Lonan answered. “Storm last night closed the roads down, Inspector. Westerbrae’s five miles from the nearest village, and none of the roads were ploughed yet.”
“Why in God’s name did a group from London come to such a remote location?”
“Francesca Gerrard—widowed lady, the owner of Westerbrae—is Lord Stinhurst’s sister,” Macaskin explained. “Evidently she’s had some big plans of turning her estate into a posh country hotel. It sits right on Loch Achiemore, and I suppose she envisaged it as quite the romantic holiday destination. Place for newlyweds. You know the sort of thing.” Macaskin grimaced, decided that he sounded more like an advertising agent than a policeman, and finished hastily with, “She’s done a bit of redecorating and, from what I could gather this morning, Stinhurst brought his people up here to give her a chance to work out the kinks in her operation before she actually opened to the public.”

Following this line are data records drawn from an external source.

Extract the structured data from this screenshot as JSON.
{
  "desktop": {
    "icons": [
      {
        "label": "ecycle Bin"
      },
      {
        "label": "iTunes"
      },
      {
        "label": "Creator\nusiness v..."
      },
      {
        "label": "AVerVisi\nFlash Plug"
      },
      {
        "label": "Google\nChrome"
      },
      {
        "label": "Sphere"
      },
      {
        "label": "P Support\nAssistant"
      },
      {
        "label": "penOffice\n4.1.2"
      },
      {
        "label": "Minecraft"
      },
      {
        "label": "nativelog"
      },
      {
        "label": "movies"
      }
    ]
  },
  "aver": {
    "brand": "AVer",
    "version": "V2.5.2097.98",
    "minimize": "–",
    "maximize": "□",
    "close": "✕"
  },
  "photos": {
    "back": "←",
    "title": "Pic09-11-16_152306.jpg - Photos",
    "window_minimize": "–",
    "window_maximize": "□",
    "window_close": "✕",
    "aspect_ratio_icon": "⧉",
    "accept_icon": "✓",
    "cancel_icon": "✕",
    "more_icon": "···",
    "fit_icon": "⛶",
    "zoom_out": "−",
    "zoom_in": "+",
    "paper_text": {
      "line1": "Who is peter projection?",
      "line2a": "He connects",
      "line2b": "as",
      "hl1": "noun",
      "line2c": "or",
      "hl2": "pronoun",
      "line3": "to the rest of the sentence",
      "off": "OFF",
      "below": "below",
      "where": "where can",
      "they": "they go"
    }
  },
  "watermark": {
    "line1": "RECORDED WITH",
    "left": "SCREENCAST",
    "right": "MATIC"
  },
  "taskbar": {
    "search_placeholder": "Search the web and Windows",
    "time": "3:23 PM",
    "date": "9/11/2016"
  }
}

“What about the victim, Joy Sinclair? Do you have anything much on her?”
Macaskin folded his arms, scowled, and wished he had been able to wrest more information from the group at Westerbrae before he had been ordered to leave. “Little enough. Author of the play they’d come to work on this weekend. A lady of some letters, from what I could gather from Vinney.”
“Vinney?”
“Newspaperman. Jeremy Vinney, drama critic for the Times. Seems to have been fairly thick with Sinclair. And more broken up about her death than anyone else, from what I could tell. Odd, too, when you think about it.”
“Why?”
“Because her sister’s there as well. But while Vinney was demanding an arrest that very minute, Irene Sinclair had absolutely nothing to say. Didn’t even ask how her sister had been done in. Didn’t care, if you ask me.”
“Odd indeed,” Lynley remarked.
St. James stirred. “Did you say there’s more than one room involved?”
Macaskin nodded. He went over to a second table which abutted the wall and picked up several folders and a roll of paper. The latter he smoothed out on the tabletop, revealing a more than adequate floor plan of the house. It was extraordinarily detailed, considering the time constraints that had been put upon him at Westerbrae this morning, and Macaskin smiled at his finished work with real pleasure. Weighing it down at either end with the folders, he gestured to the right.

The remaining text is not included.